Net Stocks Out in Front

Amazon.com and eBay blow investors away with their latest results ... and light a fire beneath other Net shares. The rest of the market struggles to keep pace. By David Lazarus.

Internet stocks came charging out of the gate Wednesday after Amazon.com and eBay posted better than expected results for the latest quarter. But the broader market was finding it hard to keep pace as investors opted to play it safe and cash in on some of the gains from Tuesday's hefty advance.

The Dow Jones Industrial Average shed 28.06 points to 9296.52 in mid-afternoon trading. The Nasdaq Composite Index rose 14.49 to 2447.90, and the S&P 500 was up 3.22 at 1255.53.

Amazon (AMZN) climbed 14 percent to US$131.25 after saying its loss for the fourth quarter wasn't quite as bad as people had feared -- 14 cents a share versus the predicted 18 cents. No matter how much money this company bleeds, investors remain convinced that the game is still Amazon's to lose, and are determined to stick with the stock until they're proven right ... no matter how long this might take.

"It's scary -- it's absolutely scary," said Brian Oakes, an analyst with Lehman Brothers. "Anything that's a high-growth stock is scary. But don't let profit stop you. This is a market that chases growth, and the greatest growth is in the Internet."
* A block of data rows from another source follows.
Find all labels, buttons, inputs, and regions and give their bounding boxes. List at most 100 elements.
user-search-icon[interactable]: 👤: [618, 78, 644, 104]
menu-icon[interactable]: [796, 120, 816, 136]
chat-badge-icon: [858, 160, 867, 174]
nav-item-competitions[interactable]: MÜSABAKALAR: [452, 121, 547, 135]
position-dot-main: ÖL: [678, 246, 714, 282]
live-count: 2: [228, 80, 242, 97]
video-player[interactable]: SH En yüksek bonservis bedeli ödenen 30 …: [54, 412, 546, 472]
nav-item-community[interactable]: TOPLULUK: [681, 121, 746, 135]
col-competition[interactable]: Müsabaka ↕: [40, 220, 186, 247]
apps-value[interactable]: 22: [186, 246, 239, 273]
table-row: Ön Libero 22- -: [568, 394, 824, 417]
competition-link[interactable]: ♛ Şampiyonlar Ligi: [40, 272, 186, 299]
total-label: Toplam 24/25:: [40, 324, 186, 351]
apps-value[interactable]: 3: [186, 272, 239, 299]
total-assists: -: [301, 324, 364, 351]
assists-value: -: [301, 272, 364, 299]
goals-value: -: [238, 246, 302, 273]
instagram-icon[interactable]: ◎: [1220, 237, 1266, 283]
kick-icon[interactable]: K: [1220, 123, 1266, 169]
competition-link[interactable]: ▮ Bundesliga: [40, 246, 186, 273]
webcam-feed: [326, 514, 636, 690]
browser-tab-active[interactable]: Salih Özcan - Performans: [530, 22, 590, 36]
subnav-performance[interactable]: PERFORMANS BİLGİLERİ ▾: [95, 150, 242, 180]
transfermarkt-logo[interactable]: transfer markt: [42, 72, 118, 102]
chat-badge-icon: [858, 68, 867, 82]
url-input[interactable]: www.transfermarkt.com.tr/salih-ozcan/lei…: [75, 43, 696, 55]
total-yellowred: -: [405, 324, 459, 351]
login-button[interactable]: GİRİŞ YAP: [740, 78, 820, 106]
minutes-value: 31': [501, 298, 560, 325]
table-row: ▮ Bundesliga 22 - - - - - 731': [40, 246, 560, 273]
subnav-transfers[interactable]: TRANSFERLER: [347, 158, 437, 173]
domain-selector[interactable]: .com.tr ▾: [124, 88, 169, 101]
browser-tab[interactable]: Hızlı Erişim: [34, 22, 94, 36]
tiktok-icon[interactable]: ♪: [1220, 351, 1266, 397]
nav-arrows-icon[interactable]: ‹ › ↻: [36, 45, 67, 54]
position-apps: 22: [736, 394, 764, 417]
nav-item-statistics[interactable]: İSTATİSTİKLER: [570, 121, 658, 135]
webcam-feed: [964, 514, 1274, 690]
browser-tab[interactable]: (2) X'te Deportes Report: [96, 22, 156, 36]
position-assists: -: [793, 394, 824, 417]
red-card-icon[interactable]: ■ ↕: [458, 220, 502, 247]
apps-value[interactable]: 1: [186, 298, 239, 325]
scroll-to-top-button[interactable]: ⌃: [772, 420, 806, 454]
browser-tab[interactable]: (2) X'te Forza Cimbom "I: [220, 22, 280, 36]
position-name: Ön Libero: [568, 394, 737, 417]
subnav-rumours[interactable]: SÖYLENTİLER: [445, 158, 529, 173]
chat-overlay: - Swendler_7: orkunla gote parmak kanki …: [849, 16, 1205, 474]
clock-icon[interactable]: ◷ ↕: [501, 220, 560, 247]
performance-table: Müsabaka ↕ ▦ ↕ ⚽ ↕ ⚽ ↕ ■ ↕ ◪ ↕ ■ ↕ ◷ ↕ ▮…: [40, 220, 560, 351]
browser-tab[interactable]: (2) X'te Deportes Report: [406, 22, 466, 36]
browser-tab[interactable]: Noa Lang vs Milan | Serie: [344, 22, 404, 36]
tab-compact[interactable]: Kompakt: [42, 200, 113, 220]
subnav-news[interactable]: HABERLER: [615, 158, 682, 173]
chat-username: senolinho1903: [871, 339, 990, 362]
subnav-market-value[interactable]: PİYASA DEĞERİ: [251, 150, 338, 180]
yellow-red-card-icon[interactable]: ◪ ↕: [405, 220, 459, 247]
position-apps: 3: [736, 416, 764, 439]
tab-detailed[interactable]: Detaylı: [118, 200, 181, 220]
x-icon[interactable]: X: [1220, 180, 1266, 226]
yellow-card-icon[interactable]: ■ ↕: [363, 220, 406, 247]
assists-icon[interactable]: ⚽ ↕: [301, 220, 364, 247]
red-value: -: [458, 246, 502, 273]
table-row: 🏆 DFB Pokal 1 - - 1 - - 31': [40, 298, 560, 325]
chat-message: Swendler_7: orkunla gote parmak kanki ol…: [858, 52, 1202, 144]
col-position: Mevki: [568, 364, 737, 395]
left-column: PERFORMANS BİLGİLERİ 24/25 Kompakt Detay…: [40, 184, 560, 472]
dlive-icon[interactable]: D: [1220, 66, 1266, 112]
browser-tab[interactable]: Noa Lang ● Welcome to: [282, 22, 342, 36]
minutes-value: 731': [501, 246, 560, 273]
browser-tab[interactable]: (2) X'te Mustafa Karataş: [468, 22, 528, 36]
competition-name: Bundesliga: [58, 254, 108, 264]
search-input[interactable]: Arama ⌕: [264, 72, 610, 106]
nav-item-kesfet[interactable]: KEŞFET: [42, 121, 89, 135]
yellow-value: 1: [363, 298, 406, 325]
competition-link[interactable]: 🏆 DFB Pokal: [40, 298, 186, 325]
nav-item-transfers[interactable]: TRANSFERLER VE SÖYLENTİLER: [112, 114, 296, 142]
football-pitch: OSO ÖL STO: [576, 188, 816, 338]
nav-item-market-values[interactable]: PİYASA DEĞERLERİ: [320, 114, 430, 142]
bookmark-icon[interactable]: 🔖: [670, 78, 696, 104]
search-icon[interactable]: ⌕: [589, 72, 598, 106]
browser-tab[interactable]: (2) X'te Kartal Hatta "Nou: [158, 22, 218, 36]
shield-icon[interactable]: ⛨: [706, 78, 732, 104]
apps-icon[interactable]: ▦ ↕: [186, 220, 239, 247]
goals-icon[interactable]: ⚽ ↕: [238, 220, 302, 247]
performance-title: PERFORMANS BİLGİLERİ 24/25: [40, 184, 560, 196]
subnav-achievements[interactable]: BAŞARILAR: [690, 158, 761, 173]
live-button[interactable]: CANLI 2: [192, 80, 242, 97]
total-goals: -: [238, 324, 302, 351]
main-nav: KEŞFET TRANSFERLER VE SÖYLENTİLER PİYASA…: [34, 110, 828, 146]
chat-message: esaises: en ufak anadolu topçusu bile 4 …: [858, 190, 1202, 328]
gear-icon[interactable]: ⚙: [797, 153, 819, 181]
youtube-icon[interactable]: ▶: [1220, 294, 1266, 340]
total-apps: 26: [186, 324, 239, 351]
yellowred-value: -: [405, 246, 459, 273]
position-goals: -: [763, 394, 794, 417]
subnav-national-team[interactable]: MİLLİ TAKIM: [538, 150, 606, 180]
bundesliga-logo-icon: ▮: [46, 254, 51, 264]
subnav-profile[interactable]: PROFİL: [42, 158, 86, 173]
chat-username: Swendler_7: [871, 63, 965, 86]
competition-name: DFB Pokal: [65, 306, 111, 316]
You want growth? Try eBay (EBAY) on for size. The online auctioneer soared 37 percent to $303 after whipping the Street's estimates with a 700 percent increase in quarterly profit to 7 cents a share, plus a three-for-one stock split. Never mind the nagging complaints from users about frequent breakdowns, and never mind a confirmation from New York City officials that they are indeed probing the company for alleged consumer fraud -- look instead at the stats.

EBay said its number of registered users nearly doubled as of last month to 2.1 million, and that the total value of goodies sold at its site reached more than $300 million over the last three months, up 57 percent from the previous quarter. The more than 600 percent hike in revenues prompted Donaldson, Lufkin & Jenrette to raise its 12-month price target for eBay's stock to a whopping $360.

Expensive? You bet. "Buy eBay and enjoy the ride," DLJ analyst Jamie Kiggen said in a note to clients. They might want to check their seat belts and air bags first.

Yahoo (YHOO) gained $14.06 to $365.31, after bringing local versions of its service to Singapore, Taiwan, and Hong Kong. Yahoo now boasts 18 separate properties worldwide. Meanwhile, America Online (AOL) was up $8.88 at $163.88 ahead of reporting its own quarterly results after the closing bell. Profit of at least 14 cents a share is anticipated.

Compaq Computer (CPQ) slipped 50 cents to $48.75 after DLJ downgraded the company's stock to "buy" from "top pick." Although Compaq handily beat estimates with quarterly profit of 43 cents a diluted share, the busy brokerage appears to be wary of how much momentum Compaq can bring to future computer sales.

In telecom, Bell Atlantic (BEL) rose 94 cents to $56.50 after posting a 13 percent increase in quarterly net income to 65 cents a diluted share. AT&T (T) was up 56 cents at $87.44, as it unveiled a new service offering customers a flat rate and a single monthly bill for long-distance and wireless calls. Expect more such conveniences in months ahead as AT&T completes its acquisition of cable giant Tele-Communications Inc.

Sony (SNE) advanced 81 cents to $70.56 after saying its group net profit was up in the latest quarter, even though the sky-high yen blasted a hole in the company's operating profit. Considering the current state of Japan's anemic economy, it's a wonder that Sony is keeping its head above water, let alone paying its bills.

Lastly, Disney (DIS) fell 63 cents to $33.94 after reporting an 18 percent drop in quarterly profit to 30 cents a share. And this amount was bolstered by a one-time "benefit" resulting from Team Mickey's purchase of a 43 percent stake in Infoseek. Without that little bit of fiscal largesse, the company's profit would have been 23 cents a share, or a penny less than analysts were expecting.